The most cost effective print method depends on your specific project, and the best choice between digital and offset depends on a number of factors. Here are a few advantages of both types of printing.

Advantages of Offset Printing

Cost effective for high quantity jobs. Because of the plates and other factors, the majority of cost for the offset printing comes in the form of setup costs. However, the unit price of each book you print then decreases rapidly. This makes offset printing the best choice for longer runs.

The threshold where offset printing becomes more cost effective depends on many factors of the book project, including binding type, number of pages and more. However, the point where it becomes more cost effective to print on an offset printer tends to be in the range of 500-1000 books for most projects.

More paper stock options. Digital presses are somewhat limited in the size, texture and weight of paper that can be run through them, while offset printers can handle a much wider variety.

Advantages of Digital Printing

Cost effective for low quantity jobs. Until the arrival of digital, it was extremely cost prohibitive to print just a few copies of a book. But with lower setup costs because no plates are required, digital printing has ushered in print on demand possibilities and contributed to the rise of short run printing.
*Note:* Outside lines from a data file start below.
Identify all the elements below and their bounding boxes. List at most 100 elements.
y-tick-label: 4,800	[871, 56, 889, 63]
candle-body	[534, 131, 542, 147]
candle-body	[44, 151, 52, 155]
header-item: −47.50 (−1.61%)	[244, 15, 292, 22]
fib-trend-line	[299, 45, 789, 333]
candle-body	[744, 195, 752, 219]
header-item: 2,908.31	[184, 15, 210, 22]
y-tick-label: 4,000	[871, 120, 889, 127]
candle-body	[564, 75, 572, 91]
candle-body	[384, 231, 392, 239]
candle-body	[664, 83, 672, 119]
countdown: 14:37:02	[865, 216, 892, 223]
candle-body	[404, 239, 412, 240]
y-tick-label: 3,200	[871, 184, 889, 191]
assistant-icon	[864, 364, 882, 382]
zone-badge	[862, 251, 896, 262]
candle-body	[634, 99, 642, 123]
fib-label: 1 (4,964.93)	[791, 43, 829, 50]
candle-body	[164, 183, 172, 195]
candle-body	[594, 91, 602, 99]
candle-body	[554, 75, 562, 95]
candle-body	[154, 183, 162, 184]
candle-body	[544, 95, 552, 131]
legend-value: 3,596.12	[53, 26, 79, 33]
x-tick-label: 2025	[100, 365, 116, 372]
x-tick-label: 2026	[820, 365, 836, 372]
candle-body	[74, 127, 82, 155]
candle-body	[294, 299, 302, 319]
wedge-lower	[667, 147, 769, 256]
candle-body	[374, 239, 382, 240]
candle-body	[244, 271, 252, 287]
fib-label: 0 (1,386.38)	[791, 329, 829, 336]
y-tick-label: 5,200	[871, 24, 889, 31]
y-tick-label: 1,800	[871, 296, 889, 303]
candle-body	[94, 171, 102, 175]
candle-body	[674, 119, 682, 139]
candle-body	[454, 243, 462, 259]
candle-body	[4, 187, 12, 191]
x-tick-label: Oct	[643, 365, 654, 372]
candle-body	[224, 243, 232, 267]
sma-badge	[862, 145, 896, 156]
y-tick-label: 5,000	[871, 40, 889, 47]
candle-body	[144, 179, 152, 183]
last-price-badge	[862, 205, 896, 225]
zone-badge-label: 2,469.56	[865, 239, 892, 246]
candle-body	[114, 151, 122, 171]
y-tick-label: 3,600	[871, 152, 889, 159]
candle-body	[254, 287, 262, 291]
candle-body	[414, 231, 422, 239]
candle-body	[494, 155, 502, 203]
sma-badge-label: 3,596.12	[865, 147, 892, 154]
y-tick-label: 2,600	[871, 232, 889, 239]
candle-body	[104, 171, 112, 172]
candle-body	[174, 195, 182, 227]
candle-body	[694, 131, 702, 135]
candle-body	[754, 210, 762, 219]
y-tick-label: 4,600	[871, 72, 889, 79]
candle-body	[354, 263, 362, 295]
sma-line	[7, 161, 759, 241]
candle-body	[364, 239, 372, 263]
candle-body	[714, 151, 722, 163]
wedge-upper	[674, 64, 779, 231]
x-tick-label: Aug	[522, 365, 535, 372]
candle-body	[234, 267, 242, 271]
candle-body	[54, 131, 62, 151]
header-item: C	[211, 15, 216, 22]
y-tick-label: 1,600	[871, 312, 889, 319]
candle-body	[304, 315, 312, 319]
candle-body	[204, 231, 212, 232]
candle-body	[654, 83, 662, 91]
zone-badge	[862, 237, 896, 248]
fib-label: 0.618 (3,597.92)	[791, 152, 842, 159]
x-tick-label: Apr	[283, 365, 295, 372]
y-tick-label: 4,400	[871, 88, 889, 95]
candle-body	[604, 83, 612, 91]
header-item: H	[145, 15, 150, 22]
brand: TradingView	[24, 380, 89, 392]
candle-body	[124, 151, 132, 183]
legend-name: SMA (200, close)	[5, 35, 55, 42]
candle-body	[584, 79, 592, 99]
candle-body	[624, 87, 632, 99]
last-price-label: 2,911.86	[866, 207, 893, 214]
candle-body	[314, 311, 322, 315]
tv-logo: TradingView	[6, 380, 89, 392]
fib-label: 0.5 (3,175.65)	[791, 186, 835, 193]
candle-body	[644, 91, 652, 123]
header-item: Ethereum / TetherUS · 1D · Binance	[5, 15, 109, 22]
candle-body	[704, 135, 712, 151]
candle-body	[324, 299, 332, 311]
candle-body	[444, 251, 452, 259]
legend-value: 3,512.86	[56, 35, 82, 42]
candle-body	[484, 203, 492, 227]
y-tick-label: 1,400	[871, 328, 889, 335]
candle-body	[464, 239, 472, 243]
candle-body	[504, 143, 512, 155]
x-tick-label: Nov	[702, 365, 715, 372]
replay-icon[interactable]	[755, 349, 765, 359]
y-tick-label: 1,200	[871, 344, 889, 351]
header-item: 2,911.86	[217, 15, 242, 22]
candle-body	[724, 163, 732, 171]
However, the per unit cost doesn’t decrease as the run goes on, which is why at a certain point it becomes more cost effective to use an offset press.

Can be a faster process for smaller jobs. Depending on the particular job, digital printing can result in a faster turnaround than offset. This is primarily a result of the shorter setup time since there are no plates to be created. Additionally, there is no drying time required after printing.

On larger runs, however, offset printing is the faster option, as the faster print time of each sheet eventually makes up for the longer setup time. Additionally, since the binding and finishing processes take the same amount of time for digital and offset printing, there is typically little overall time difference between the two methods when it comes to book printing.

Which Type of Printing to Choose

As you’ve gathered, the answer to the question of which printing method is better is completely dependent on your individual project. However, answering the following questions will give you a better idea of which method will be the best option for your next book printing run.

That said, we’ll be glad to discuss the best method for your specific project; you can give us a call at 888-664-8166 or email us at bestbook@colorwise.com. We use whichever method is most quality- and cost-effective for your particular project. In fact, our free quote page automatically chooses the least expensive print method according to the specifications you enter.

How many books do you need?

As you’ve probably gathered up to this point, the quantity of your run is by far the most important factor in the digital vs. offset debate. On the majority of projects, the number of books you want to print will be the primary determining factor as to whether we run your book on an offset or a digital press.

Do you have unique size and/or paper requirements?

Offset printing offers more options concerning paper stock, paper weight, and paper size. While this doesn’t come into play as often with books as with other forms of printing, it can still be an issue if you have specific paper needs.

Do you need exact match colors?

This question is typically more relevant to commercial print services rather than book print customers. Offset printers have the option of using Pantone ink and the aforementioned Pantone Matching System for exact color matching.

However, this is primarily used for corporate identity materials such as logos and letterhead where color consistency among materials is an extremely high priority. Digital offers the ability to get extremely close color matching, and we calibrate both our digital presses and our screens to make sure the color you want is the color you get.